Brent crude briefly topped $119/bbl (over +70% vs pre-U.S. bombing) then fell to about $102, while U.S. national gasoline averaged $4.06 (highest since summer 2022). The Fed held policy rates at 3.50%–3.75% and still projects a single 25bp cut by year-end, but officials warn a sustained oil shock could lift inflation expectations and push policy toward hikes.
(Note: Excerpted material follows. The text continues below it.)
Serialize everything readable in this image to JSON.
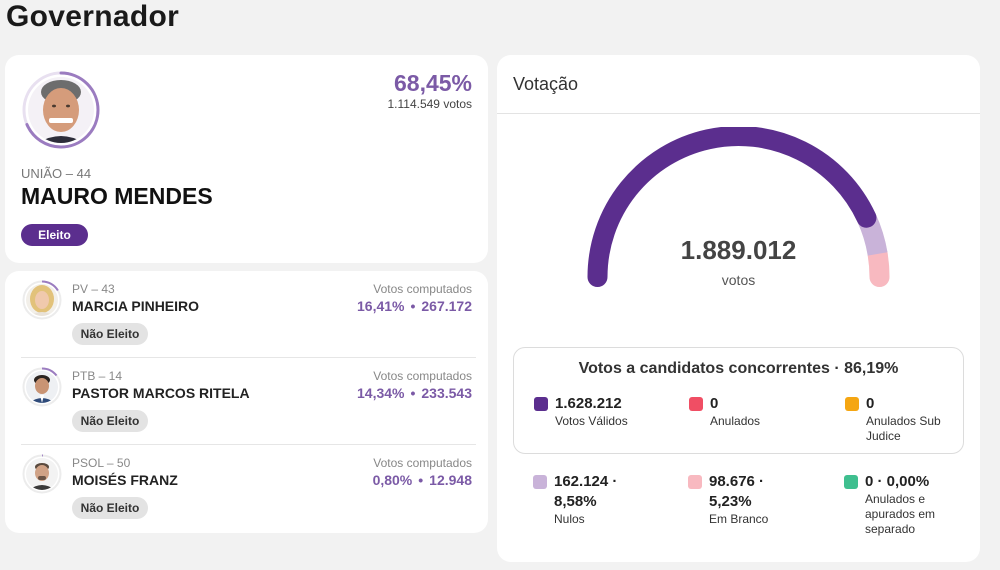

Richmond Fed President Tom Barkin says businesses largely view the oil-driven price spike as short-term, but notes weakened pricing power in goods vs. firmer pricing in services, and markets now price an extended Fed pause with cuts pushed into 2027. Watch Friday's March employment report for signs of job market weakening that could alter the outlook.

Analysis

The key macro misread is timing: markets are treating elevated oil as a short, transient shock, but the transmission into services can keep headline inflation structurally higher for quarters. Services pricing has far higher pass-through elasticity because labor and local market power matter more than input-cost indexing; a sustained $10–20/bbl oil impulse can translate into 50–150bps of extra services inflation over 3–9 months even if goods inflation softens. That asymmetric pass-through creates divergent winners and losers across capital structures. Rate-sensitive, long-duration assets face bruising if inflation expectations drift up 50–75bps and the Fed stays on pause rather than cutting; conversely, firms with durable pricing power in services, energy midstream, and contracted transportation routes can convert the shock into outsized free cash flow within 2–4 quarters. Smaller retailers and local-service businesses with tight margins and high variable transport exposure are the natural stress points — expect inventory lean-ups to reverse into margin compression and regional credit weakness over the next 6–12 months. Short-term catalysts to monitor: (1) the next two monthly payrolls and wage growth prints (days–weeks) for signs of re-acceleration; (2) Brent paths above $110–115 sustaining for 2+ weeks (weeks–months) which materially raise odds of sticky inflation; and (3) any Fed communications that shift from “patience” to “persistent inflation” language, which would steepen front-end real yields and compress multiples on growth names. These dynamics argue for asymmetric, horizon-specific positioning rather than blanket commodity trades.